A Few Thoughts on the “Sublime”
Right from the times and the climes
of Aeschylus, who’s rightfully got on himself the huge honorific, - “Father of
Tragedy,” and has, till date, been the benevolent benchmark for the entire
gamut of Western literature on the ‘tragic’ genre, and his ardent advocacy of
the ‘sublime’ in poetry, the word ‘sublime’ has always sustained in having
gotten unto itself such a delightful, mesmerizing haloed aura that bespeaks
volumes to its sustained passionate sway over writers and poets all over the
planet!
Interestingly, although Euripides
advocates the sublime, himself, and is considered one of the triumvirates on
the “terrific three tragedians hall of fame on ancient Greece,” Nietzsche ain’t
really considers him so!
In his The Birth of Tragedy, his talk tones down on his admiration for the
third of the trio!
To him, Euripides is more vulgar
than Sophocles! And he’s got his validating reasons for that too!
Furthering on his ponderance on the
sublime, he adds, “What gives to everything tragic, the characteristic tendency
to the sublime, is the dawning of the knowledge that the world and life can afford
us no true satisfaction, and are therefore not worth our attachment to them. In
this the tragic spirit consists; accordingly it leads to resignation”!
Hence, according to Nietzsche,
tragedy takes a detour to a debilitating downturn and gradually to a decline,
with Euripides!
Hence, he avers that, ‘Euripides
represents the transition into modernity’ and in the ‘New Comedy’ that
succeeded him, there was ‘a womanish (I’d personally say sexist!!!) flight from
seriousness and terror’, and hence also from the sublime!

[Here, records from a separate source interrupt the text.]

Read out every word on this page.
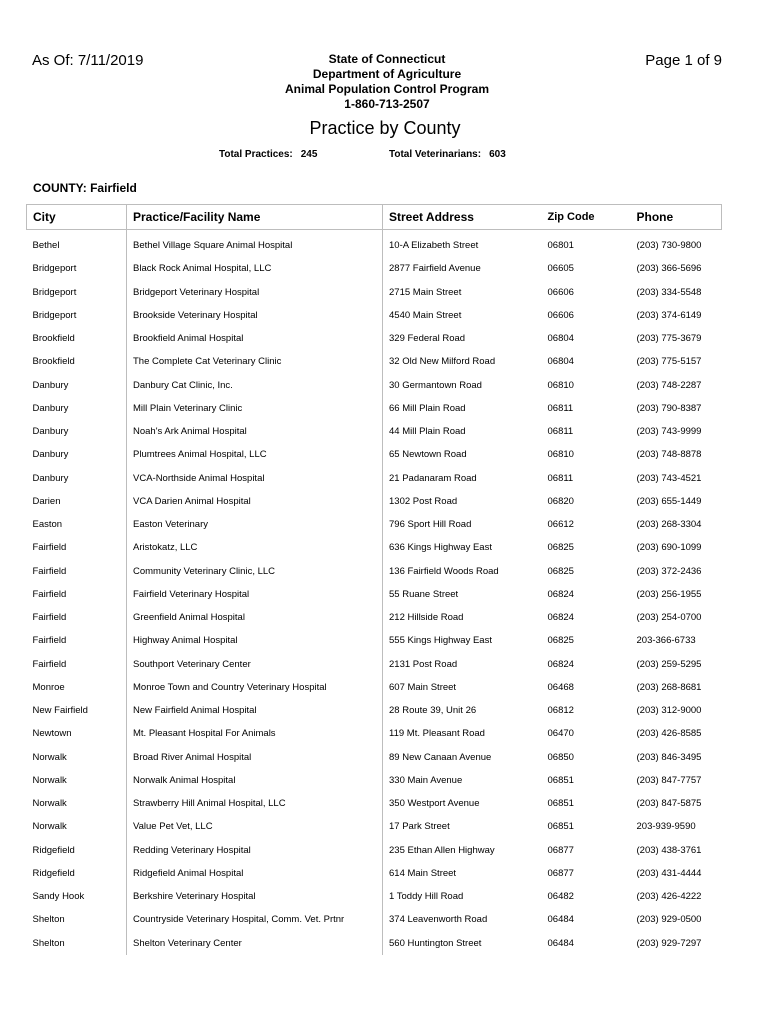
As Of: 7/11/2019	State of Connecticut
Department of Agriculture
Animal Population Control Program
1-860-713-2507
Page 1 of 9
Practice by County
Total Practices: 245	Total Veterinarians: 603
COUNTY: Fairfield
City	Practice/Facility Name	Street Address	Zip Code	Phone
Bethel	Bethel Village Square Animal Hospital	10-A Elizabeth Street	06801	(203) 730-9800
Bridgeport	Black Rock Animal Hospital, LLC	2877 Fairfield Avenue	06605	(203) 366-5696
Bridgeport	Bridgeport Veterinary Hospital	2715 Main Street	06606	(203) 334-5548
Bridgeport	Brookside Veterinary Hospital	4540 Main Street	06606	(203) 374-6149
Brookfield	Brookfield Animal Hospital	329 Federal Road	06804	(203) 775-3679
Brookfield	The Complete Cat Veterinary Clinic	32 Old New Milford Road	06804	(203) 775-5157
Danbury	Danbury Cat Clinic, Inc.	30 Germantown Road	06810	(203) 748-2287
Danbury	Mill Plain Veterinary Clinic	66 Mill Plain Road	06811	(203) 790-8387
Danbury	Noah's Ark Animal Hospital	44 Mill Plain Road	06811	(203) 743-9999
Danbury	Plumtrees Animal Hospital, LLC	65 Newtown Road	06810	(203) 748-8878
Danbury	VCA-Northside Animal Hospital	21 Padanaram Road	06811	(203) 743-4521
Darien	VCA Darien Animal Hospital	1302 Post Road	06820	(203) 655-1449
Easton	Easton Veterinary	796 Sport Hill Road	06612	(203) 268-3304
Fairfield	Aristokatz, LLC	636 Kings Highway East	06825	(203) 690-1099
Fairfield	Community Veterinary Clinic, LLC	136 Fairfield Woods Road	06825	(203) 372-2436
Fairfield	Fairfield Veterinary Hospital	55 Ruane Street	06824	(203) 256-1955
Fairfield	Greenfield Animal Hospital	212 Hillside Road	06824	(203) 254-0700
Fairfield	Highway Animal Hospital	555 Kings Highway East	06825	203-366-6733
Fairfield	Southport Veterinary Center	2131 Post Road	06824	(203) 259-5295
Monroe	Monroe Town and Country Veterinary Hospital	607 Main Street	06468	(203) 268-8681
New Fairfield	New Fairfield Animal Hospital	28 Route 39, Unit 26	06812	(203) 312-9000
Newtown	Mt. Pleasant Hospital For Animals	119 Mt. Pleasant Road	06470	(203) 426-8585
Norwalk	Broad River Animal Hospital	89 New Canaan Avenue	06850	(203) 846-3495
Norwalk	Norwalk Animal Hospital	330 Main Avenue	06851	(203) 847-7757
Norwalk	Strawberry Hill Animal Hospital, LLC	350 Westport Avenue	06851	(203) 847-5875
Norwalk	Value Pet Vet, LLC	17 Park Street	06851	203-939-9590
Ridgefield	Redding Veterinary Hospital	235 Ethan Allen Highway	06877	(203) 438-3761
Ridgefield	Ridgefield Animal Hospital	614 Main Street	06877	(203) 431-4444
Sandy Hook	Berkshire Veterinary Hospital	1 Toddy Hill Road	06482	(203) 426-4222
Shelton	Countryside Veterinary Hospital, Comm. Vet. Prtnr	374 Leavenworth Road	06484	(203) 929-0500
Shelton	Shelton Veterinary Center	560 Huntington Street	06484	(203) 929-7297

Even to Schopenhauer, one among the
trio, Sophocles comes under some attack! ‘Shakespeare is much greater than
Sophocles,’ he quips!
Longinus’s immortal treatise On the Sublime, written around the first
century A.D., has probably been one of the earliest and of the best advocates
on the aura of the ‘sublime’ for us all!
To Longinus, therefore, the truly
sublime effect, could only be produced by ‘greatness of soul,’ and one can
reach its dazzling heights only as heave-ho as one reaches by an arduous journey,
or flight!
And he also alludes to the use of ‘figurative
language’ as a vehicle for such a ‘flight,’ of fantasy, and adds (to the
delight of Stanley Fish and his comrades) that, it is not just the writer who
is transported by the power of the sublime, but the reader as well!
No wonder, Longinus has been such a
striking influence on the Romantics, along with Kant, who’s the
master-influence on the Romantics, for his advocacy on the subjective, or the
‘I’ to the experience of the ‘sublime’!
Lyotard alludes to the importance of
Kant’s take on the sublime in the latter’s Critique
of Judgement, for the inquiring mind to get an idea on the intricacies and
the delights contained within the modernist art works galore, and on their
‘avant-gardish’ sensibilities in their painting, art and music!
Kant’s intellectual contemporary,
and an equally vociferous and vehement votary to the sublime, Edmund Burke has
also doled out his delightful deifications on the sublime, in his treatise
titled, A Philosophical Enquiry into the
Sublime and the Beautiful. Well, in many ways, this work of Burke is a
pioneering, trendsetter of sorts! It also marks the first defence for the
artistic merit of horror in literature!
To Burke, interestingly, the
beautiful and the sublime are diametrically contrastive in their appeal!
He says, “There is a wide difference
between admiration and love. The sublime, which is the cause of the former,
always dwells on great objects, and terrible; the latter on small ones, and
pleasing; we submit to what we admire, but we love what submits to us; in one
case we are forced, in the other we are flattered into compliance.”
No surprise then, that Kant, quoting
his pal Burke, quips on a similar note! To Kant, as with Burke, woman is always
associated with the ‘beautiful’ and the male with the ‘sublime’!
He vouches to his facts, rooting
that, the ‘fair sex’ has ‘as much understanding as the men’, but still, the woman
has ‘a beautiful understanding, whereas the men ought to have a deep
understanding, in tangent with the sublime!
[Thanks much to Dr. Angeline, on RR,
for providing a delightful spark on the subject]!